= Roy Gussow =

American sculptor

Roy Gussow (November 12, 1918 – February 11, 2011) was an American abstract sculptor known for his public pieces often crafted from polished stainless steel. Examples of his work can be found outside the Xerox building in Rochester, New York, City Hall in Harrisburg, Pennsylvania, the New York City Family Court building in Manhattan, and the Tulsa Convention Center in Tulsa, Oklahoma.

==Biography==

===Early life===
Gussow was born in Brooklyn, New York, on November 12, 1918, to Abraham and Mildred Gussow. He was one of three siblings. Gussow was Jewish. He enrolled at Farmingdale State College originally intending to pursue a career as a farmer, but switched majors and earned a bachelor's degree in landscape architecture in 1938.

===Sculptor===
He joined the United States Army during World War II. Gussow met painter George Kachergis while serving in France. Kachergis encouraged Gussow to enter the fields of art and design. He enrolled at the IIT Institute of Design in Chicago following the end of World War II and studied under cubist sculptor Alexander Archipenko. Archipenko took Gussow to Woodstock, New York, in 1946, where he attended summer school. He met his future wife, Mary Maynard, while in Woodstock.

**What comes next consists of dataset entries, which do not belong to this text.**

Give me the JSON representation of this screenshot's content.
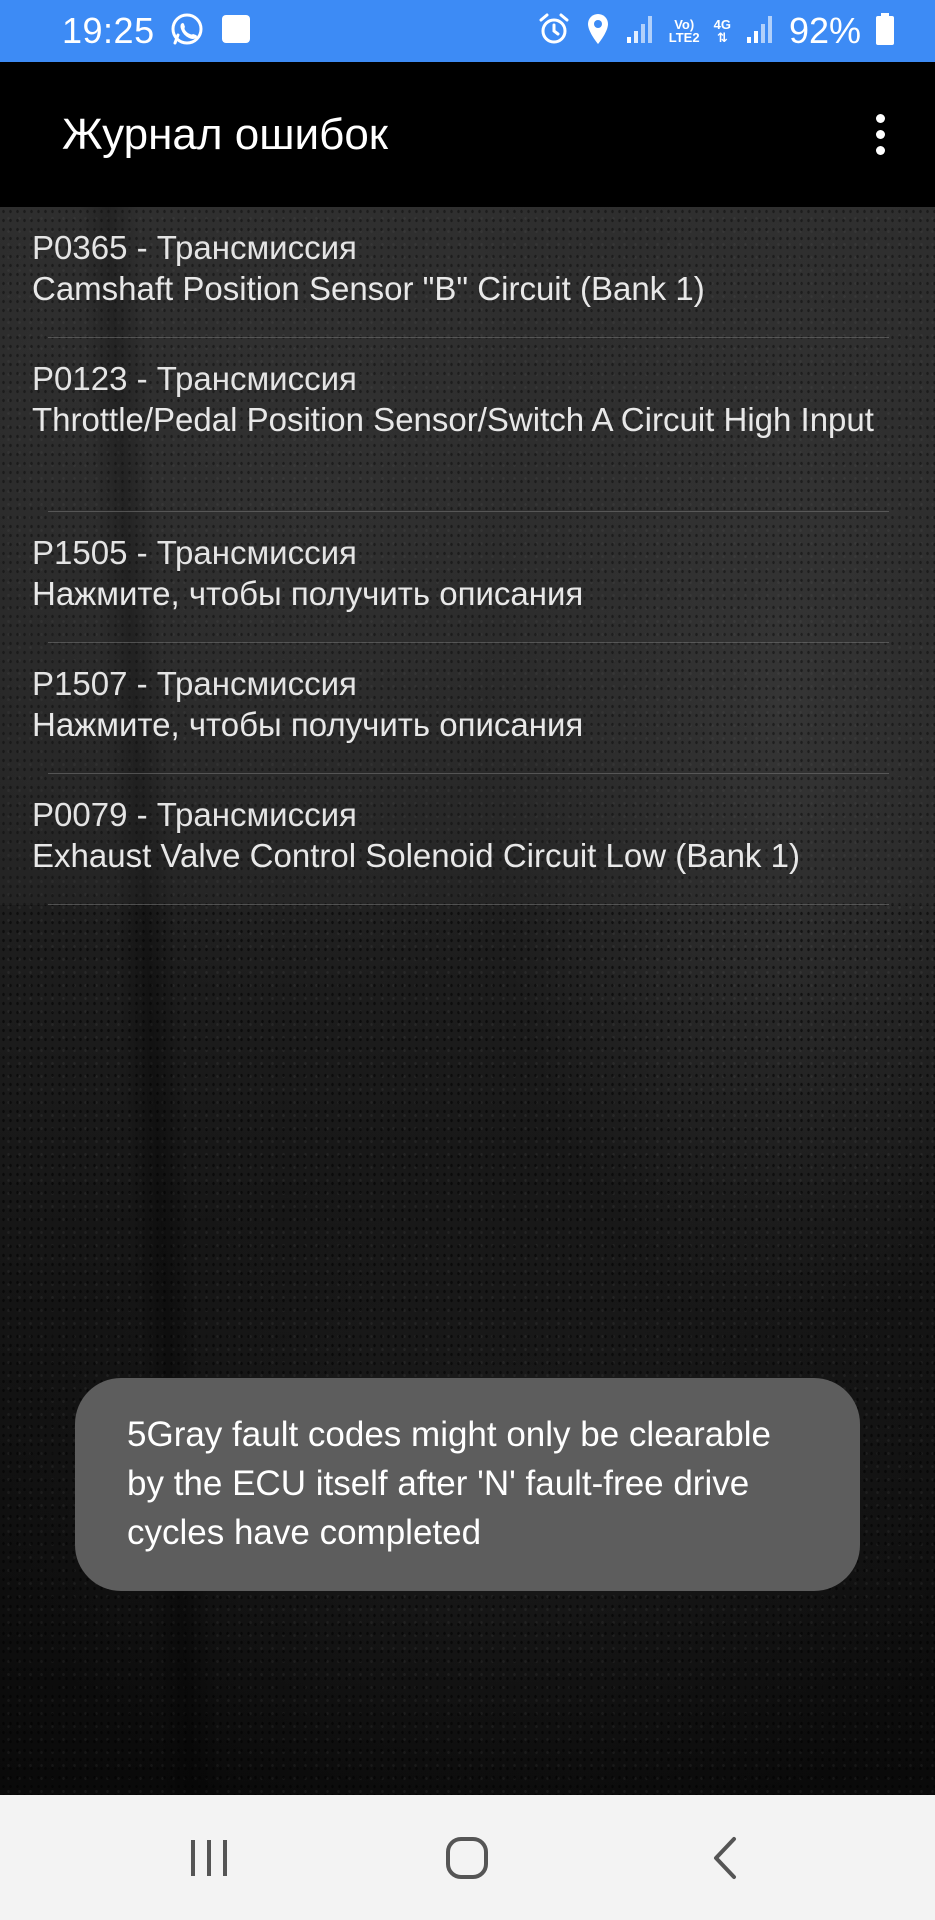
{
  "status_bar": {
    "time": "19:25",
    "network": [
      "Vo)",
      "LTE2"
    ],
    "network_type": "4G",
    "battery": "92%",
    "icons": [
      "whatsapp-icon",
      "notification-square-icon",
      "alarm-icon",
      "location-icon",
      "signal-icon",
      "battery-icon"
    ],
    "bg_color": "#3d8bf5"
  },
  "app_bar": {
    "title": "Журнал ошибок",
    "menu_icon": "overflow-menu-icon"
  },
  "codes": [
    {
      "title": "P0365 - Трансмиссия",
      "description": "Camshaft Position Sensor \"B\" Circuit (Bank 1)"
    },
    {
      "title": "P0123 - Трансмиссия",
      "description": "Throttle/Pedal Position Sensor/Switch A Circuit High Input"
    },
    {
      "title": "P1505 - Трансмиссия",
      "description": "Нажмите, чтобы получить описания"
    },
    {
      "title": "P1507 - Трансмиссия",
      "description": "Нажмите, чтобы получить описания"
    },
    {
      "title": "P0079 - Трансмиссия",
      "description": "Exhaust Valve Control Solenoid Circuit Low (Bank 1)"
    }
  ],
  "toast": {
    "message": "5Gray fault codes might only be clearable by the ECU itself after 'N' fault-free drive cycles have completed",
    "bg_color": "#5d5d5d"
  },
  "nav_bar": {
    "icons": [
      "recent-apps-icon",
      "home-icon",
      "back-icon"
    ]
  }
}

Gussow taught sculpture and art at Bradley University in Illinois, the Colorado Springs Fine Arts Center and the North Carolina State University School of Design, now known as the College of Design, in Raleigh, North Carolina, as well as at The Pratt Institute in Brooklyn, NY, Columbia University, and the University of Pennsylvania. He returned to New York City, settling in Manhattan in 1962. In 1964, Gussow moved to Long Island City, becoming one of the first artists to take up residence in what was then an industrial section of the Queens neighborhood. Gussow created both his home and sculpture studio inside a former silver plating factory. He resided and worked in Long Island City for the rest of his life.

===Works===
Gussow assisted in the creation of Infinity, an abstract sculpture, designed by Jose de Rivera, which was dedicated outside the Smithsonian's Museum of History and Technology, now called the National Museum of American History, in 1967. The piece is one of the first abstract sculptures to be placed at a major public building in Washington D.C. The sculpture consists of a 16-foot long curved stainless steel ribbon placed atop a granite column. The piece, which stands 24 feet tall, is located at the entrance to the museum facing the National Mall.

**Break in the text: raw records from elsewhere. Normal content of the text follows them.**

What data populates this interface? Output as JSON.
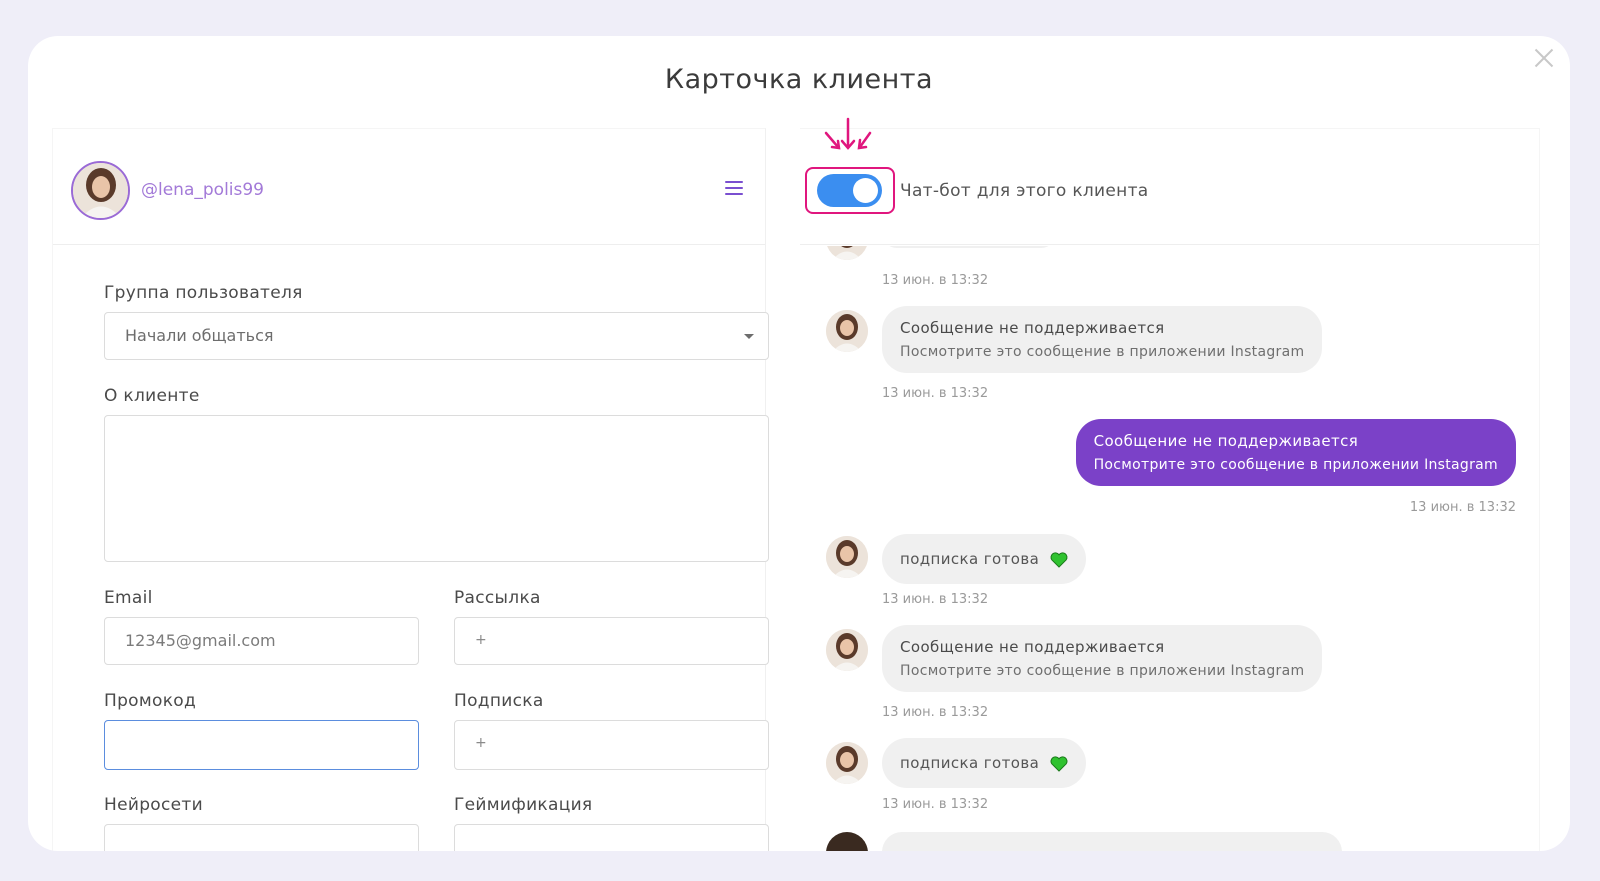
{
  "modal": {
    "title": "Карточка клиента"
  },
  "profile": {
    "username": "@lena_polis99"
  },
  "form": {
    "group_label": "Группа пользователя",
    "group_value": "Начали общаться",
    "about_label": "О клиенте",
    "about_value": "",
    "email_label": "Email",
    "email_value": "12345@gmail.com",
    "mailing_label": "Рассылка",
    "mailing_value": "+",
    "promo_label": "Промокод",
    "promo_value": "",
    "subscription_label": "Подписка",
    "subscription_value": "+",
    "neural_label": "Нейросети",
    "gamification_label": "Геймификация"
  },
  "chatbot": {
    "toggle_on": true,
    "label": "Чат-бот для этого клиента",
    "accent": "#3b8ef0",
    "highlight": "#e0167e"
  },
  "messages": [
    {
      "direction": "in",
      "time": "13 июн. в 13:32"
    },
    {
      "direction": "in",
      "title": "Сообщение не поддерживается",
      "subtitle": "Посмотрите это сообщение в приложении Instagram",
      "time": "13 июн. в 13:32"
    },
    {
      "direction": "out",
      "title": "Сообщение не поддерживается",
      "subtitle": "Посмотрите это сообщение в приложении Instagram",
      "time": "13 июн. в 13:32"
    },
    {
      "direction": "in",
      "text": "подписка готова",
      "emoji": "green-heart",
      "time": "13 июн. в 13:32"
    },
    {
      "direction": "in",
      "title": "Сообщение не поддерживается",
      "subtitle": "Посмотрите это сообщение в приложении Instagram",
      "time": "13 июн. в 13:32"
    },
    {
      "direction": "in",
      "text": "подписка готова",
      "emoji": "green-heart",
      "time": "13 июн. в 13:32"
    }
  ],
  "colors": {
    "brand_purple": "#7b41c8",
    "username": "#a37ad8"
  }
}
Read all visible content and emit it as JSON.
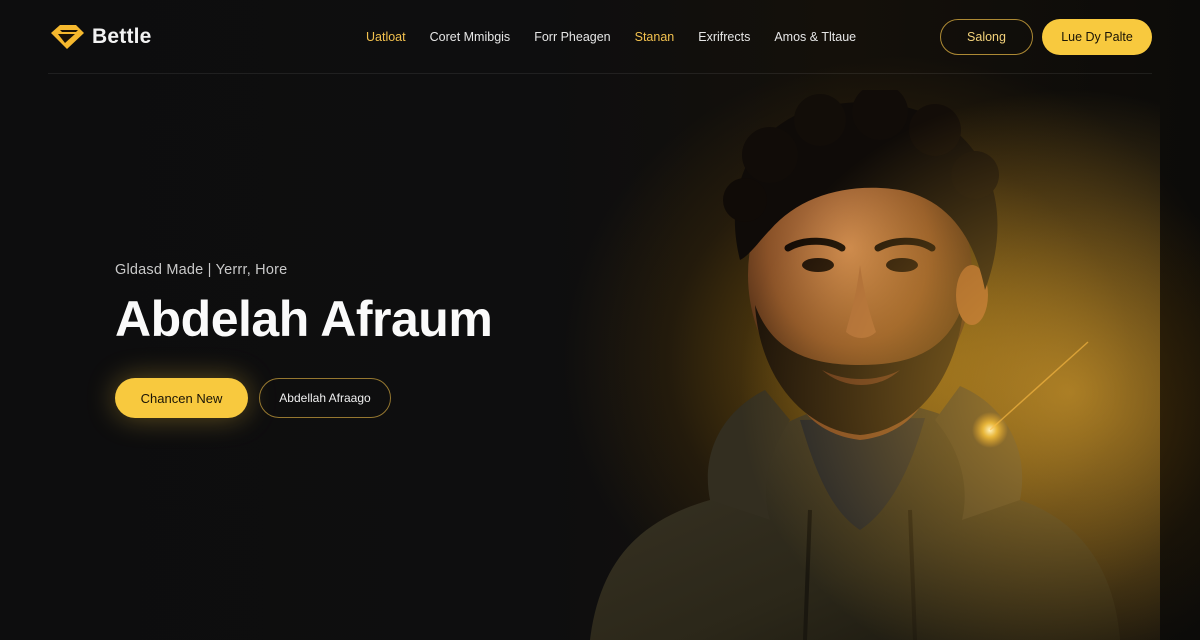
{
  "brand": {
    "name": "Bettle",
    "accent": "#f8c93e"
  },
  "nav": {
    "items": [
      {
        "label": "Uatloat",
        "accent": true
      },
      {
        "label": "Coret Mmibgis",
        "accent": false
      },
      {
        "label": "Forr Pheagen",
        "accent": false
      },
      {
        "label": "Stanan",
        "accent": true
      },
      {
        "label": "Exrifrects",
        "accent": false
      },
      {
        "label": "Amos & Tltaue",
        "accent": false
      }
    ]
  },
  "header_actions": {
    "secondary": "Salong",
    "primary": "Lue Dy Palte"
  },
  "hero": {
    "tagline": "Gldasd Made | Yerrr, Hore",
    "title": "Abdelah Afraum",
    "primary_button": "Chancen New",
    "secondary_button": "Abdellah Afraago"
  },
  "icons": {
    "logo": "diamond-logo-icon",
    "portrait": "portrait-photo"
  }
}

In 1974, Gussow's "Three Forms 7-31-75" was dedicated outside of the New York City Family Court building at Lafayette and Leonard Streets in the Civic Center section of Lower Manhattan. The eight-feet tall sculpture, which has a mirror stainless steel finish like many of Russow's public works, stands on a two-foot base constructed of granite. The sculpture was removed in 2010 for restoration.

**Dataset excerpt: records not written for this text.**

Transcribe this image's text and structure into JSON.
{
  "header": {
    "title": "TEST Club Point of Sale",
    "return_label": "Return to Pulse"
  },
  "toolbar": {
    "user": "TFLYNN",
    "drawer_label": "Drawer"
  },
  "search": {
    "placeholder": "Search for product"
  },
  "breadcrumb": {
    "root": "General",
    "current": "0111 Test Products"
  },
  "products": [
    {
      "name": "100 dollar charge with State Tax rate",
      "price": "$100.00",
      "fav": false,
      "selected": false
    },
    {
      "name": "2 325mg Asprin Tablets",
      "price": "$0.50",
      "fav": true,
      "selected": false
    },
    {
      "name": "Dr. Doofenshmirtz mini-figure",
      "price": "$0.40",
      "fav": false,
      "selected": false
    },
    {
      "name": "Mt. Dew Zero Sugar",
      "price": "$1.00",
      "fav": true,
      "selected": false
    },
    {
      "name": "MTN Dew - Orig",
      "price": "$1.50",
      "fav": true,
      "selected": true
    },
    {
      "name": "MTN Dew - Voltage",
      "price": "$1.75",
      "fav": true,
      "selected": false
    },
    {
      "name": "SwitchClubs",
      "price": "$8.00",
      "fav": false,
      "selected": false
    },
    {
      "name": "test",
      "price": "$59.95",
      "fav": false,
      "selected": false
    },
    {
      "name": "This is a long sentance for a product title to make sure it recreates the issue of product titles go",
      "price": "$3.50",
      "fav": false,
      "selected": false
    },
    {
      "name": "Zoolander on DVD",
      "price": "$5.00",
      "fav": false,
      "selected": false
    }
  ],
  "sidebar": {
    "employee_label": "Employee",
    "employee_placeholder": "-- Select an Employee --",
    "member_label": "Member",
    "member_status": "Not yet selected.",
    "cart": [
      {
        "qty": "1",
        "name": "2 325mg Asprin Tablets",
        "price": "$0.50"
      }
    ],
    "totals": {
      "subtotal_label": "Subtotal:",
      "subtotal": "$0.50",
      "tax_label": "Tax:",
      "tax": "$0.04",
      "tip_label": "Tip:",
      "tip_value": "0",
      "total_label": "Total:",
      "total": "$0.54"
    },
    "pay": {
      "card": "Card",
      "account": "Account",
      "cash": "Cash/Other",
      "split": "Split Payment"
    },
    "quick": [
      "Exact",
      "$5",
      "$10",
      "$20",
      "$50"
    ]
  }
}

Gussow also created "Crystal," which was placed outside of city hall in Harrisburg, Pennsylvania, in 1983. Gussow designed "Crystal" as six "wedge-shaped facets" which reflect clouds as they float over the city of Harrisburg. This particular sculpture stands at seventeen feet tall.

Some examples of Gussow's other public sculptures can be found at North Carolina State University, outside the Xerox building in Rochester, New York, and the Civic Center in Tulsa, Oklahoma. His smaller works are housed at prominent museums, including the Brooklyn Museum, the Whitney Museum of Art, the Museum of Modern Art (MoMa) and the Guggenheim Museum.

Roy Gussow died of a heart attack in Long Island City, Queens, New York, on February 11, 2011, at the age of 92, where he lived for almost 50 years. His wife, Mary, died in 2004. He was survived by three daughters – Jill, Mimi and Olga – two grandchildren and three great-grandchildren. His daughter, Jill Gussow, is also an artist.